Habermas on Committed Reason

HabermasIn the final chapter of Theory and Practice (1973) Habermas provides a response to the question: What are the commitments of reason? The positivist answer to this question has been a resounding, “none.” Habermas argues that this is not only incoherent; it is politically dangerous.

Habermas’s argument is supported by a genealogy of the relationship between reason and praxis in Western thought. In the Enlightenment tradition, Habermas finds a link between reason and “emancipation for adult autonomy” (276). Reason is defined as the dissolution of dogmatism, error and ignorance, which are linked with suffering and the denial of freedom and autonomy (257). Kant’s sapere aude (dare to know), links reason with the will. Reason is committed because it is invested in the human interest of Enlightenment (257-8). In this way, in Fitche one finds the unity of reason and moral decision and in Marx the emancipatory potential of the critique of ideology (261-2).

In positivism Habermas locates the isolation of reason and practice. In contradistinction with the  Enlightenment view that knowledge of nature and knowledge of right action are linked, the function of knowledge associated with modern science is to extend and rationalize “our power of technical control over the objects or—which comes to the same thing—objectified processes of nature and society.” (264) Implied is a distinction between facts and values. The scientific commitment to ethical neutrality blocks rational consideration of values.

Thus, Habermas illustrates the relationship between positivism and decision: “practical questions are not ‘capable of truth;’” they “cannot be discussed cogently and in the final instance must be simply decided upon, one way or another.” (265) A political application of this line of thought is exemplified in Schmitt’s decisionism, an ethical application is provided in Sarte’s existentialism. Despite what sets them apart, both share the conviction that values “are not accessible to rational consideration and cannot form a rationally substantiated consensus.” (266)

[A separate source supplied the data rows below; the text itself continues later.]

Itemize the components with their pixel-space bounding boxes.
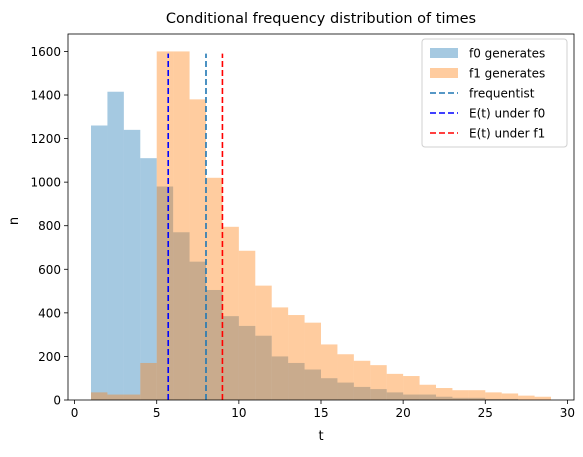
legend-entry: E(t) under f1 xyxy=(430,127,545,141)
x-tick-label: 25 xyxy=(478,406,493,420)
bar xyxy=(107,91,124,400)
bar xyxy=(370,389,387,400)
bar xyxy=(419,394,436,400)
bar xyxy=(468,390,486,400)
bar xyxy=(222,316,239,400)
y-tick-label: 1000 xyxy=(30,176,61,190)
legend-box xyxy=(421,38,568,148)
bar xyxy=(452,397,469,400)
y-tick-label: 0 xyxy=(53,394,61,408)
bar xyxy=(288,362,305,400)
bar xyxy=(386,373,404,400)
bar xyxy=(206,289,223,400)
bar xyxy=(370,365,387,400)
x-tick-label: 15 xyxy=(313,406,328,420)
bar xyxy=(140,158,157,400)
y-tick-label: 400 xyxy=(38,306,61,320)
bar xyxy=(255,335,272,400)
bar xyxy=(485,398,502,400)
x-axis: 0 5 10 15 20 25 30 xyxy=(71,400,575,420)
bar xyxy=(304,322,321,400)
bar xyxy=(501,398,519,400)
bar xyxy=(403,394,420,400)
bar xyxy=(107,394,124,400)
bar xyxy=(419,384,436,400)
legend-label: f1 generates xyxy=(469,67,545,81)
bar xyxy=(156,186,174,400)
vertical-lines-layer xyxy=(167,53,224,400)
legend-entry: f1 generates xyxy=(430,67,545,81)
bar xyxy=(222,226,239,400)
x-tick-label: 5 xyxy=(153,406,161,420)
legend-label: E(t) under f1 xyxy=(469,127,545,141)
bar xyxy=(485,392,502,400)
bar xyxy=(321,344,338,400)
bar xyxy=(271,307,289,400)
bar xyxy=(238,325,256,400)
legend-label: E(t) under f0 xyxy=(469,107,545,121)
bar xyxy=(436,396,453,400)
bar xyxy=(386,392,404,400)
chart-title: Conditional frequency distribution of ti… xyxy=(166,11,476,27)
bar xyxy=(123,394,141,400)
bar xyxy=(353,360,371,400)
y-axis-label: n xyxy=(7,217,22,225)
y-tick-label: 1400 xyxy=(30,89,61,103)
bar xyxy=(501,393,519,400)
x-tick-label: 10 xyxy=(231,406,246,420)
legend-entry: f0 generates xyxy=(430,47,545,61)
legend: f0 generates f1 generates frequentist E(t) … xyxy=(421,38,568,148)
y-tick-label: 1600 xyxy=(30,45,61,59)
x-tick-label: 30 xyxy=(560,406,575,420)
bar xyxy=(271,356,289,400)
bar xyxy=(403,376,420,400)
series-f0 xyxy=(91,91,519,400)
bar xyxy=(337,354,354,400)
series-f1 xyxy=(91,51,551,401)
y-tick-label: 600 xyxy=(38,263,61,277)
x-axis-label: t xyxy=(318,429,323,444)
legend-entry: frequentist xyxy=(430,87,535,101)
bar xyxy=(255,285,272,400)
bar xyxy=(288,315,305,400)
legend-label: frequentist xyxy=(469,87,535,101)
bar xyxy=(238,250,256,400)
legend-swatch xyxy=(430,48,458,58)
y-axis: 0 200 400 600 800 1000 1200 1400 1600 xyxy=(30,45,68,408)
bar xyxy=(173,232,190,400)
x-tick-label: 20 xyxy=(396,406,411,420)
y-tick-label: 1200 xyxy=(30,132,61,146)
bar xyxy=(353,386,371,400)
legend-label: f0 generates xyxy=(469,47,545,61)
x-tick-label: 0 xyxy=(71,406,79,420)
bar xyxy=(91,392,108,400)
bar xyxy=(468,397,486,400)
bar xyxy=(156,51,174,401)
bar xyxy=(518,395,535,400)
bar xyxy=(140,362,157,400)
bar xyxy=(91,125,108,400)
bar xyxy=(304,369,321,400)
bar xyxy=(206,177,223,400)
bars-layer xyxy=(91,51,551,401)
bar xyxy=(321,378,338,400)
bar xyxy=(189,261,206,400)
y-tick-label: 800 xyxy=(38,219,61,233)
bar xyxy=(337,382,354,400)
bar xyxy=(173,51,190,401)
bar xyxy=(189,99,206,400)
bar xyxy=(436,388,453,400)
bar xyxy=(534,396,551,400)
legend-swatch xyxy=(430,68,458,78)
legend-entry: E(t) under f0 xyxy=(430,107,545,121)
bar xyxy=(123,129,141,400)
bar xyxy=(452,390,469,400)
y-tick-label: 200 xyxy=(38,350,61,364)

But what is the basis of positivism’s commitment to rationality? Reason remains counterposed to ideology, error, and dogmatism, but “from what source does this critique draw its power, if reason divorced from commitment must be wholly devoid of any interest in an emancipation of consciousness from dogmatic constraint?” (267) Positivism must secretly presuppose a substantial notion of rationality (an interest in truth and enlightenment), one that it cannot acknowledge as a value because it rests on the claim that science and technical/instrumental rationality stands outside of subjective values, and that science cannot enter into deliberations about praxis.

Habermas explicates four levels of rationalization that illustrate the incoherence and danger of positivism. The first level is “technological rationality in the strict sense: we employ techniques placed at our disposal by science for the realization of goals.” The second is the “translation of technical recommendations into praxis.” Decisions are to be made on the basis of economy/efficiency  to achieve an end external to technological rationality. (270-1) At these first two levels, values remain removed from cogent discussion.

In the third level of rationalization, even the formation of value systems is subject to technological rationality. This is made possible through the design of decision mechanisms. But given that decision mechanisms must themselves be oriented toward some end, they end up “organized to meet the basic value of survival in a given situation and to avoid risks.” (272-3) Finally, in the fourth stage of rationalization, “[t]echnological rationality extended over all domains of praxis.” Habermas claims that this is largely a fiction at the time of his writing, one of “learning machines,” and the “negative Utopia of technical control over history.” (273-4) This final imaginary contains a tacit philosophy of history (a dubious one, in Habermas’s view), one in which “human beings control their destinies rationally to the degree to which social techniques are applied, and that human destiny is capable of being rationally guided in proportion to the extent of cybernetic control and the application of these techniques.” (274)

Reason uncommitted cannot justify itself. Because of this, attempts to build a political philosophy on the basis of positivism fail. “The proponents of positivistic enlightenment, who have confidence in their rationalism only as an article of faith,” Habermas writes, “cannot reflect on what they thus presuppose as reason, as an interest identical with that of reason, for although they themselves have only been infected with the dogmatism of the technologists, they cannot see through it.” (281)

The political corollary of the divorce between theory and practice is “an exclusively technical civilization … threatened by the splitting of its consciousness, and by the splitting of human beings into two classes—the social engineers and the inmates of closed institutions.” (282) Habermas thus call for self-awareness of reason’s investment in the “interest in the progress of reelection toward adult autonomy, which is indestructibly at work in every rational discussion.” (281) He defends committed reason against those who would attempt to divorce theory and practice.

Discussion Questions:
What are the implications in Habermas’s critique of positivism for social science?
What would he say to someone like Clifford Geertz who sees the role of the social scientist to be interpretive (i.e. neither committed to discovering objective laws nor to the emancipatory project, but to describing the “webs of significance” that constitute culture/social structures etc.)
What are the implicit commitments of the social scientist?
What would social science look like if committed to “substantial rationality” (which admits the interconnection/mutual constitution of theory and praxis) rather than technological/instrumental rationality?
Is it possible?
Can we provide any “real life” exemplars?

Habermas, Jürgen. Theory and Practice. Boston: Beacon, 1973.